On ne parle que de lui dans les stations-service. L’E85, dont les pompes voyaient défiler quelques rares clients il y a encore 5 ans, fait désormais la une des médias. Alors que le prix des carburants pétroliers s’envole et que la France débat sur son autonomie énergétique et la réduction des émissions de gaz à effet de serre, les automobilistes semblent enfin découvrir les atouts de ce biocarburant 100 % renouvelable.
Il faut dire qu’il a des atouts. « Le Superéthanol-E85 reste le carburant le moins cher à la pompe, soit 0,92 €/l contre 1,93 €/l pour le SP95-E10, rappelait Nicolas Kurtsoglou, responsable carburant du SNPAA, le 22 mars dernier, lors de l’assemblée générale du syndicat des producteurs d’alcool. De plus, l’écart compétitif s’est élargi avec, au totem des stations, plus d’un euro de différence au bénéfice du E85 par rapport au SP95-E10, contre 82 centimes d’euros de différence il y a un an ».
5,3 % de parts de marché
Cette différence de prix se traduit dans les chiffres de vente : le Superéthanol-E85 vient de franchir la barre des 5 % de part de marché des essences en février dernier (5,3 % exactement), après avoir connu une progression de 33 % en 2021. Le nombre de stations E85 est toujours en croissance – la hausse a été de 426 pompes en un an – et au 15 mars 2022, 30 % des stations-service distribuaient l’E85, soit 2 786 stations.

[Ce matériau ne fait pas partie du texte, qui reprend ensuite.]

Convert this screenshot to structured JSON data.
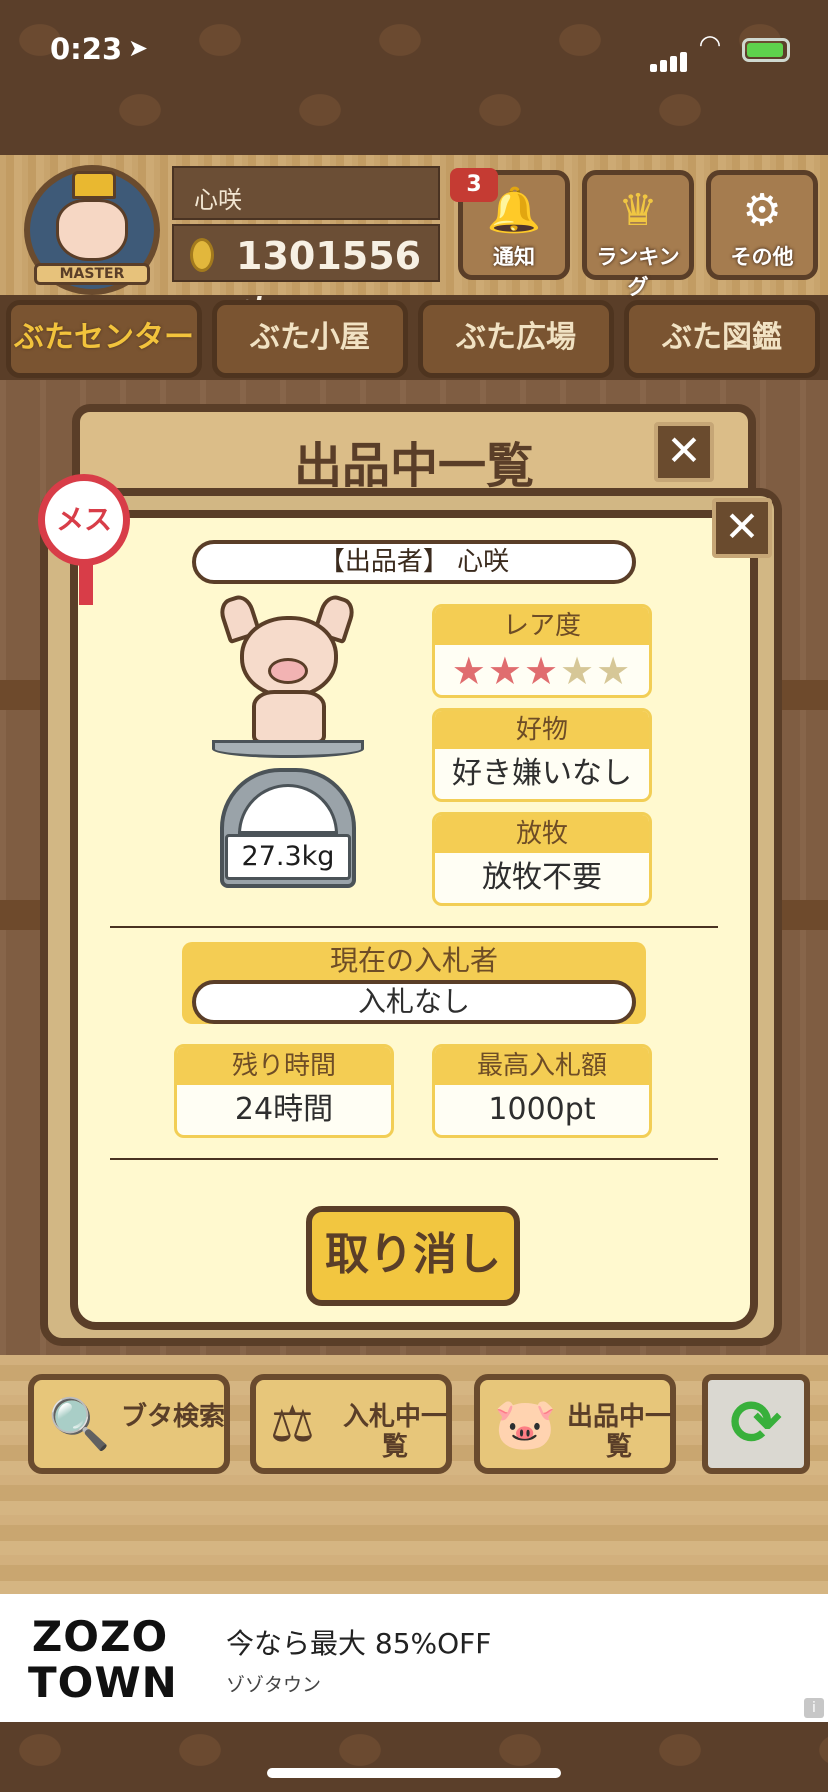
{
  "status_bar": {
    "time": "0:23"
  },
  "header": {
    "avatar_label": "MASTER",
    "user_name": "心咲",
    "points": "1301556",
    "points_unit": "pt",
    "notification_count": "3",
    "buttons": [
      {
        "label": "通知",
        "icon": "bell-icon"
      },
      {
        "label": "ランキング",
        "icon": "crown-icon"
      },
      {
        "label": "その他",
        "icon": "gear-icon"
      }
    ]
  },
  "nav": {
    "tabs": [
      {
        "label": "ぶたセンター",
        "active": true
      },
      {
        "label": "ぶた小屋",
        "active": false
      },
      {
        "label": "ぶた広場",
        "active": false
      },
      {
        "label": "ぶた図鑑",
        "active": false
      }
    ]
  },
  "modal": {
    "title": "出品中一覧",
    "gender": "メス",
    "seller": "【出品者】 心咲",
    "weight": "27.3kg",
    "rarity": {
      "label": "レア度",
      "stars_filled": 3,
      "stars_total": 5
    },
    "favorite": {
      "label": "好物",
      "value": "好き嫌いなし"
    },
    "grazing": {
      "label": "放牧",
      "value": "放牧不要"
    },
    "bidder": {
      "label": "現在の入札者",
      "value": "入札なし"
    },
    "time_left": {
      "label": "残り時間",
      "value": "24時間"
    },
    "highest_bid": {
      "label": "最高入札額",
      "value": "1000pt"
    },
    "cancel_label": "取り消し"
  },
  "bottom_bar": {
    "buttons": [
      {
        "label": "ブタ検索",
        "icon": "magnifier-icon"
      },
      {
        "label": "入札中一覧",
        "icon": "gavel-icon"
      },
      {
        "label": "出品中一覧",
        "icon": "pig-icon"
      }
    ],
    "refresh_icon": "refresh-icon"
  },
  "ad": {
    "brand_line1": "ZOZO",
    "brand_line2": "TOWN",
    "headline": "今なら最大 85%OFF",
    "subtitle": "ゾゾタウン",
    "info_label": "i"
  },
  "colors": {
    "accent_yellow": "#f4cd53",
    "frame_brown": "#5a3e28",
    "star_filled": "#e06d6f",
    "star_empty": "#d6c797",
    "gender_red": "#d83d48"
  }
}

Total, Intermarché, Système U et E. Leclerc sont les principaux distributeurs. Dominique Luback, directeur de la station-service Leclerc de Levallois (Hauts-de-Seine), peut témoigner de cet engouement : « la pompe d’E85 a été installée en 2009. Leclerc était précurseur, même si le volume vendu restait marginal. J’observe un engouement depuis déjà une bonne année, depuis la remontée des prix du carburant. Mais là, ça s’accélère avec les problèmes de pouvoir d’achat et la guerre en Ukraine. L’année dernière, on délivrait 500 litres de E85 par jour et aujourd’hui, on en est à 1 100 litres. Cela reste faible par rapport au gasoil, mais je suis certain que cela va prendre, car le carburant ne va pas revenir à son prix d’avant. Et l’E 85 est un carburant beaucoup plus respectueux de l’environnement ».
145 000 voitures
Le parc compatible au Superéthanol-E85 compte aujourd’hui 145 000 voitures équipées d’un boîtier E85 homologué et 49 000 véhicules Flexfuel-E85 d’origine. Rien que sur la période janvier-février 2022, plus de 10 000 boîtiers supplémentaires ont été posés et plus de 4 000 commandes de voitures flex-E85 d’origine ont été enregistrées, et la tendance se confirme pour les mois à venir.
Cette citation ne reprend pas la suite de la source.